In the gym, cages of cats sit on rows of tables that stretch from one side of the room to the other. Their owners sit on chairs in front of them. Some are friendly, some are not (the owners, not the cats). I saw more than one sign that said, "Do not touch; owner bites."
Four judging tables line one of the walls and there are so many categories, judging goes on all day long.
I peer into cage after cage. Fluffy cats? Not for me. I'm in search of Siameses and their look-alike brethren, the Oriental Shorthair.
Ah-ha. I finally spotted my favorite - an all-white Oriental Shorthair. He looked just like a white Siamese.
He was curled up asleep in his cage - which was actually more like a zippered pup tent - with a chocolate-point Siamese that looked exactly like my Charlie did 11 years and about nine pounds ago.
The white cat's name was Versace. His Siamese friend's name was Zhivago.
As I looked at them, a woman came over and took the white cat out.
"He's beautiful," I told her.
"Thanks. It's his turn to be shown. When I come back, you can hold him."
Hold him? Me?
With that, she went scurrying toward the judges' tables.
When it was Versace's turn on the judge's table, he was a star. His beauty was overshadowed only by his personality. He batted at the cat toy the judge waved in front of him. He was quite charming. A winner.

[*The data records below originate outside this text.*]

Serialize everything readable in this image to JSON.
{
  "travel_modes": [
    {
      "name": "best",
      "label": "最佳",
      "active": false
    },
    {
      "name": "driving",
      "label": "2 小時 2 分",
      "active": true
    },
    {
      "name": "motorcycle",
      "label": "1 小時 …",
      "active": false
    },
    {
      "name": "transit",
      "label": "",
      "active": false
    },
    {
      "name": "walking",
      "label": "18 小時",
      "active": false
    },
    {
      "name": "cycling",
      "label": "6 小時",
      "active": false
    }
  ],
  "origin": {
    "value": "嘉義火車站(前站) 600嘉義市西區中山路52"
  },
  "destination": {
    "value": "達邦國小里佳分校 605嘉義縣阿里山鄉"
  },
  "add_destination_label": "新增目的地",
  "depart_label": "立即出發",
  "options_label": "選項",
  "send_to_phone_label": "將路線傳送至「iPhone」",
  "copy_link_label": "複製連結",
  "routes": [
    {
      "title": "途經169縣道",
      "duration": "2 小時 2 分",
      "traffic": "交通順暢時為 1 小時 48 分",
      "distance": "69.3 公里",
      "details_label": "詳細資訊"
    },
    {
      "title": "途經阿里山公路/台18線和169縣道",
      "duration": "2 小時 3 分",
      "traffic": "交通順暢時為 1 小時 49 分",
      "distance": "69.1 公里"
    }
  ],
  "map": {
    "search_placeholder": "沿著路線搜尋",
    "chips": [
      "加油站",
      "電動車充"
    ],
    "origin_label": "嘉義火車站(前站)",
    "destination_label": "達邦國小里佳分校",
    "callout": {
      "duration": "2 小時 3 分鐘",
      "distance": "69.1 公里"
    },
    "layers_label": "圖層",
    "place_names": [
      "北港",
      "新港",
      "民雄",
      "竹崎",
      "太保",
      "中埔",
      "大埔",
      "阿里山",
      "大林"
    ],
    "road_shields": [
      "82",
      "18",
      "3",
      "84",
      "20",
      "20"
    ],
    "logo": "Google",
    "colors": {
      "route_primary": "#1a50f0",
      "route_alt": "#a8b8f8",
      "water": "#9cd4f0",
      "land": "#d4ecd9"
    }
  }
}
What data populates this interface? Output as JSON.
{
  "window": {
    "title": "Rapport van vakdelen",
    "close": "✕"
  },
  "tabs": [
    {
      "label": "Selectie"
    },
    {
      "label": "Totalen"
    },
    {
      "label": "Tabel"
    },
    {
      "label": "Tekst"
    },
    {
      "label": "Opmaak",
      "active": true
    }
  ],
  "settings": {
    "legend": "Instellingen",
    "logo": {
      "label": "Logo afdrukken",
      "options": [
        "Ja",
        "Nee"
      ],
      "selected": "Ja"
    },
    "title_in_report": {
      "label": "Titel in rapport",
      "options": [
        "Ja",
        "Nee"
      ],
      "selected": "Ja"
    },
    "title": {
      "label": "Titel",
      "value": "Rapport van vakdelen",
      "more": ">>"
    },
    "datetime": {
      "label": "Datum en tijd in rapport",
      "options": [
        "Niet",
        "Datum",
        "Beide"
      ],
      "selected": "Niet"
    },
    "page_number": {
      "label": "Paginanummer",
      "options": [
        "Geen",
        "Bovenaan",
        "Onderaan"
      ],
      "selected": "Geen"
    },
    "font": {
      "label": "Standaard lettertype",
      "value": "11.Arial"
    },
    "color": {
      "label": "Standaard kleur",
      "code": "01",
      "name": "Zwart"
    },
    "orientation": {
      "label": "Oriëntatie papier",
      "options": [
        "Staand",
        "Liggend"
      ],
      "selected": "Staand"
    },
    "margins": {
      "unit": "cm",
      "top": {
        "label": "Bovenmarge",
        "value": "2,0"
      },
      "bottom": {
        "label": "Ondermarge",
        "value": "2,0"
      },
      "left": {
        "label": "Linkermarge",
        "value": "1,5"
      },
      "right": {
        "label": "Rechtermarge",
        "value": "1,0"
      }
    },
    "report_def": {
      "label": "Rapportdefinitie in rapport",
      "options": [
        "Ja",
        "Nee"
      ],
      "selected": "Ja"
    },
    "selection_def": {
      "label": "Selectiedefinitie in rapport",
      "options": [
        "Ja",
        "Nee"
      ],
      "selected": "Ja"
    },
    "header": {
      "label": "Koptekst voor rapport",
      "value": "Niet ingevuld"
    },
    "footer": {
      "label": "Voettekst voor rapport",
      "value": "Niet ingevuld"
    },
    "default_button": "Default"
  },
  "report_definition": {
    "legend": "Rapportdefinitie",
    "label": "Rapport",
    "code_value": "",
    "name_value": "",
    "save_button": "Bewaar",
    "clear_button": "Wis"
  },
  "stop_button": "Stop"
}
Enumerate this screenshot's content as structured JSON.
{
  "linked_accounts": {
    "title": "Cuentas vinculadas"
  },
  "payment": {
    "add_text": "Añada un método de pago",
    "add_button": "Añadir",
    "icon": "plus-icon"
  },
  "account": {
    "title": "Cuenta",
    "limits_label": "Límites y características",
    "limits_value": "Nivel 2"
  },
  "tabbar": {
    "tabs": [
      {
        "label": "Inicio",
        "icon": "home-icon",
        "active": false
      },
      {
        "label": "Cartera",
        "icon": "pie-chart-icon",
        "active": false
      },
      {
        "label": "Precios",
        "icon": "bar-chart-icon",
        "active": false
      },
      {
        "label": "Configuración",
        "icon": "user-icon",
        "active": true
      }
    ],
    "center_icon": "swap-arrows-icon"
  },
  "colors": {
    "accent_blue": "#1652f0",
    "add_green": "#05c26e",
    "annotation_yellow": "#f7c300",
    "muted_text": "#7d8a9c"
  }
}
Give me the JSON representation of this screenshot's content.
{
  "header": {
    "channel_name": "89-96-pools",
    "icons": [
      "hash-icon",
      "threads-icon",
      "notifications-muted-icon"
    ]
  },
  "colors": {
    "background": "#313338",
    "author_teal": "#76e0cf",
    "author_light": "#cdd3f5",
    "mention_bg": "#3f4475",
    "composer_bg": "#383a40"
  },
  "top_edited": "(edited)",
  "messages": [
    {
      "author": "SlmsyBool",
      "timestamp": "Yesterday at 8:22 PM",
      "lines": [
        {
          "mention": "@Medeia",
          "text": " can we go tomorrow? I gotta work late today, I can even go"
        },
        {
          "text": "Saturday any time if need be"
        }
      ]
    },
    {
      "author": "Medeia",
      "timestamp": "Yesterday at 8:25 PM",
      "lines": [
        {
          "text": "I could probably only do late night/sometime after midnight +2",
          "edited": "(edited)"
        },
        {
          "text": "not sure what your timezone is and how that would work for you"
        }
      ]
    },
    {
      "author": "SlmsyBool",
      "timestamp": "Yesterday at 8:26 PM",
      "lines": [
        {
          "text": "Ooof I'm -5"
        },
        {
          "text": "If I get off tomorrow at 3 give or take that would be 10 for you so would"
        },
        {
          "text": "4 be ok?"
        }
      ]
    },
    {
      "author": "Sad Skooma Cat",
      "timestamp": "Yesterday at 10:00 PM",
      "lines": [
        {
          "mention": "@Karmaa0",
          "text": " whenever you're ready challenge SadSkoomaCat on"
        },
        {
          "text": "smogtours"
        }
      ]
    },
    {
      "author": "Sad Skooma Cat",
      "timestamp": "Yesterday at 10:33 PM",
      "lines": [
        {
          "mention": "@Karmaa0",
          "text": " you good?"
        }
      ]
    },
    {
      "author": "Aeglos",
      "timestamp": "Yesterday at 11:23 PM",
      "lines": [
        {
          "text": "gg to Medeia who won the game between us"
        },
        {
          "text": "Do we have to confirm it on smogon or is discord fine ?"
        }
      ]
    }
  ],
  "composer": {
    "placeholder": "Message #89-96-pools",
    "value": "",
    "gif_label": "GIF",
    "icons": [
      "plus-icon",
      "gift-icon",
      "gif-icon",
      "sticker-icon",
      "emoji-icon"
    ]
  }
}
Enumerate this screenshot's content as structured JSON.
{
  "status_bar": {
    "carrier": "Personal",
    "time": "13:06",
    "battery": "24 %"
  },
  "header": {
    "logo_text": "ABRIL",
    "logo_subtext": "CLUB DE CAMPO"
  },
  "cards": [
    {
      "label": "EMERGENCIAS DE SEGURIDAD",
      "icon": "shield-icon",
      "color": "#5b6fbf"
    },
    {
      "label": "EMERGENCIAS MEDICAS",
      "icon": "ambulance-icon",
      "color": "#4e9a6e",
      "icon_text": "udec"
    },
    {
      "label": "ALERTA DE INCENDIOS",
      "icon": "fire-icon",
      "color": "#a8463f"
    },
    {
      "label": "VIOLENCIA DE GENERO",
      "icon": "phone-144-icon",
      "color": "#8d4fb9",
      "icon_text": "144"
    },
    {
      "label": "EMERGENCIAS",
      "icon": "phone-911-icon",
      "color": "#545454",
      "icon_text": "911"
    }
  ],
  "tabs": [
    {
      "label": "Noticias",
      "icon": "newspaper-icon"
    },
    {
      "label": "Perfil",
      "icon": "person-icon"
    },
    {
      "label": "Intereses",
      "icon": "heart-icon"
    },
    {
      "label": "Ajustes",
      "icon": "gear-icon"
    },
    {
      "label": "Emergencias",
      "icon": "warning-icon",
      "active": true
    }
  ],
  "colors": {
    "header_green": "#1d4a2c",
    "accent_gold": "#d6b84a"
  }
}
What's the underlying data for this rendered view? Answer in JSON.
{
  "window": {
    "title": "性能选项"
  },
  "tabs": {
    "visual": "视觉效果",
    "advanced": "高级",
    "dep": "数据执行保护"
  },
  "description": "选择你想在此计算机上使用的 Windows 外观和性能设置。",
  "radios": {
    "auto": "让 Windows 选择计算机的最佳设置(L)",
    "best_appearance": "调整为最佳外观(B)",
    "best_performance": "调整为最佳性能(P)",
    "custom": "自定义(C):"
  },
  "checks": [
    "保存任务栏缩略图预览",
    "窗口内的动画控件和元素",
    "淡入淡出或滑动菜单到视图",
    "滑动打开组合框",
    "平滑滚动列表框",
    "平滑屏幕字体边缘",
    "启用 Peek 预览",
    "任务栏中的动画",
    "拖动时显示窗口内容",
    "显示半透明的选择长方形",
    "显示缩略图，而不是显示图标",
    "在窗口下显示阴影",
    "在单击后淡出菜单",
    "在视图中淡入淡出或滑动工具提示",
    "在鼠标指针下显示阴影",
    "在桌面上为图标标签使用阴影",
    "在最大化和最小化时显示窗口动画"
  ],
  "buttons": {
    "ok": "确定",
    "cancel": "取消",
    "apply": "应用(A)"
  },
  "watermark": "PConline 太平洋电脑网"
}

But he didn't win! The judge put a Second Place ribbon on his cage.
How could that be?
Versace's owner, a woman from Denver, took the beautiful white cat out of the numbered cage and walked back toward her table. I waited a couple of minutes, then I followed.
When she saw me, she said, "Oh, do you want to hold him?"
She had been serious!
"Can I?"
"Sure," she said and she handed him to me.
"I can't believe he didn't win," I told her.
"I can't believe it either. He's No. 1 in his region," she said, "and 25th in the country. Oh, well."
"Do you win money at these things?" I asked her.
She laughed.
"No. It costs me money, a lot of money.
"But, when he wins one of these," she said as the back of her hand brushed the ribbons attached to the front of his cage, "I feel pretty."